É um caso fantástico de operação ganha-ganha. O treinador veio para o Brasil virgem de títulos. Segundo seu relato, uma das primeiras coisas que fez ao chegar no Palmeiras foi pedir o depoimento dos jogadores do elenco que eram mais vitoriosos do que ele, Abel.
A hora certa de lidar com redução de danos para ter melhor resultado adiante e a capacidade de se comunicar na dose exata de firmeza e tolerância com os comandados também ajudam a entender o fenômeno Palmeiras. No jogo de ida das oitavas, fez 3x0 no Cerro Portenho em Assunção. Virtualmente, já está nas quartas da Libertadores.
Lidera o Brasileirão e segue candidato na Copa do Brasil. Não creio que vá alcançar os três títulos, não é razoável que consiga. No entanto, o colosso emocional em que se transformou o Palmeiras é a base de tudo o que o time consegue fazer em campo. Vale para grandes viradas e para afirmativas vitórias.
A qualidade do elenco fala muito alto quando é preciso modificar o time ou começar com a maioria de reservas. O aproveitamento dos talentos feitos em casa — Danilo, em primeiro lugar, mas também Wesley, Gabriel Menino e Gabriel Verón — casa em harmonia com os mais experientes. Mesmo o descarte daqueles que bateram no teto vestindo verde e branco acontece com respeito e delicadeza.
Felipe Melo saiu homenageado em vídeo nas redes sociais do Palmeiras.
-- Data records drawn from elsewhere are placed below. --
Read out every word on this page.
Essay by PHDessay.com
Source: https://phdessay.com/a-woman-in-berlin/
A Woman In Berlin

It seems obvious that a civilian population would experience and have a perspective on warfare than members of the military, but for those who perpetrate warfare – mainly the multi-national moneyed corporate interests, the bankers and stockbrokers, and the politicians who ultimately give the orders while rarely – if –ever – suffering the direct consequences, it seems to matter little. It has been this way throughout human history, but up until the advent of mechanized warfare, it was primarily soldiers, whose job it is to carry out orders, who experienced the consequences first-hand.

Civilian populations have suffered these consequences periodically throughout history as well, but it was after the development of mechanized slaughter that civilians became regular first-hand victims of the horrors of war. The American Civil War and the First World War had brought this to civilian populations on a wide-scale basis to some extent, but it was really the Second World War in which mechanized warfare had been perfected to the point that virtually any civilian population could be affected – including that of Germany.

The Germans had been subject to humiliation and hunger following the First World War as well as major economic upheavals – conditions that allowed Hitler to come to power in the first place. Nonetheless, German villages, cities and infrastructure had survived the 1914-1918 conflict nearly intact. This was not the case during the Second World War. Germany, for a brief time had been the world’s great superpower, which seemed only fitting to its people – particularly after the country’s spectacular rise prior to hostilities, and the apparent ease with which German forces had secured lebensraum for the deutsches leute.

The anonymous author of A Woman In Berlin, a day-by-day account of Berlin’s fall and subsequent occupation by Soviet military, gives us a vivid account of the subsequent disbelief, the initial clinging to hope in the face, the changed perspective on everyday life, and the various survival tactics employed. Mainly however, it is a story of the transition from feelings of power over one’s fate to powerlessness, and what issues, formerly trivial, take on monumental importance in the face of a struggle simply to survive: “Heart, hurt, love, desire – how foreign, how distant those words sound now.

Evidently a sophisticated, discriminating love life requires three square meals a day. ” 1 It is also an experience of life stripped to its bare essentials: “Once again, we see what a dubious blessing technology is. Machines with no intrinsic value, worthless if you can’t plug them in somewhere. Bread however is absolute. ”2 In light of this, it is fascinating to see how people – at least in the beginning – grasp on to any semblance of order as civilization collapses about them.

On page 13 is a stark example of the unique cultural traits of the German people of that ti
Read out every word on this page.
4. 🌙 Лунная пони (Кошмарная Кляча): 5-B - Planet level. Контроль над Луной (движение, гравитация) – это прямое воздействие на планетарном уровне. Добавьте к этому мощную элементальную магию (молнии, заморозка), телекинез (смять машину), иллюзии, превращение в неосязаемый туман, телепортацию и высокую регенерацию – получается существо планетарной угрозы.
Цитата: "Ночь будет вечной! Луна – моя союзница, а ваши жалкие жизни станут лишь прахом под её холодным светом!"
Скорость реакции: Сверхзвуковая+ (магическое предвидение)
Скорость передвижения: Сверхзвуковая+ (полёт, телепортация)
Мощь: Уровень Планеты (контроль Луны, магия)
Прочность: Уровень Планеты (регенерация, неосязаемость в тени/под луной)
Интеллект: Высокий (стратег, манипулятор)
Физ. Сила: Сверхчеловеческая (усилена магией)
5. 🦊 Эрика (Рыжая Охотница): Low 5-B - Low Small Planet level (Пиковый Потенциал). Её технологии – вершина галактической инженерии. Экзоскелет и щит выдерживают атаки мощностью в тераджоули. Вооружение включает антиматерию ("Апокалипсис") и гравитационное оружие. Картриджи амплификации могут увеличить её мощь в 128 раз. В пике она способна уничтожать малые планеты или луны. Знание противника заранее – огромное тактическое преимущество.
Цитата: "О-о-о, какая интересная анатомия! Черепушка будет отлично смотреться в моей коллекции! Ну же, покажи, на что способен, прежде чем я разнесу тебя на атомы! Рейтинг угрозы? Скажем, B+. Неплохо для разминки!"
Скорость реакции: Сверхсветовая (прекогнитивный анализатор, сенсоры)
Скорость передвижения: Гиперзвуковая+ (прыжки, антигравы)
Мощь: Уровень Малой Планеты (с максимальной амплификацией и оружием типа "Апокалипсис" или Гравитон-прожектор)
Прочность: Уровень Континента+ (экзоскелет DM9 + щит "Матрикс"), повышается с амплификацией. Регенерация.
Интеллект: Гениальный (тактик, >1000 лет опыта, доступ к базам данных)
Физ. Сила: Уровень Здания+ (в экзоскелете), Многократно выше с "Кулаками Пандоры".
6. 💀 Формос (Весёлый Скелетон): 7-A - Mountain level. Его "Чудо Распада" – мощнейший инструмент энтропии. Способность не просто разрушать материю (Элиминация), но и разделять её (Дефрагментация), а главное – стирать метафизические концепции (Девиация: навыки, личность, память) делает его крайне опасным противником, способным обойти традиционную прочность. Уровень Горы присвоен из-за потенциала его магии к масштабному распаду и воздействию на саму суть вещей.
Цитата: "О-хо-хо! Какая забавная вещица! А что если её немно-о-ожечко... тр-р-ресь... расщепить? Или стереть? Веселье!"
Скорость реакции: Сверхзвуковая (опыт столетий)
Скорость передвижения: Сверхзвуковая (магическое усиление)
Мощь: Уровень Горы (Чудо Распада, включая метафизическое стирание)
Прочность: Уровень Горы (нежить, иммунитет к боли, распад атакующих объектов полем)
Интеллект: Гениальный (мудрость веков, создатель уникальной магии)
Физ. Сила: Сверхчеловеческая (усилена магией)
Deyverson, autor do gol do bi da Libertadores, foi avisado com antecedência pelo treinador que não teria o contrato renovado e deixou o clube com palavras de gratidão.
Quanto ao futuro, o melhor sinal de que o cenário imediato do Palmeiras é robusto e promissor está na figura de Endrick. O atacante de 15 anos de idade, recém campeão e artilheiro da Copa do Brasil sub-17, jogará o segundo semestre ainda no sub-20.
Assim que fizer 16 anos, dia 21 deste mês, vai assinar o primeiro contrato profissional com duração de três anos e multa rescisória de 60 milhões de euros. Endrick, em sua jovem carreira, já atuou em 113 jogos oficiais e marcou 87 gols.
Abel Ferreira coordena o projeto de aproveitamento deste diamante e, pela amostragem, terá à disposição no elenco principal um centroavante espetacular no início de 2023. Com plena autonomia, fruto de tantos títulos, o treinador assinou contrato longo com o Palmeiras e já rechaçou propostas do Exterior três vezes superiores ao seu ganho anual no Brasil. Na última renovação, condicionou a permanência à vinda da mulher e das filhas.
Ele se encarregou de convencê-las, vieram. Talvez o projeto de Abel no Palmeiras só seja interrompido pela perspectiva de uma empreitada ainda mais empolgante: assumir a Seleção Brasileira depois da Copa do Catar. Seria indescritível para Abel Ferreira. Seria maravilhoso para o futebol brasileiro.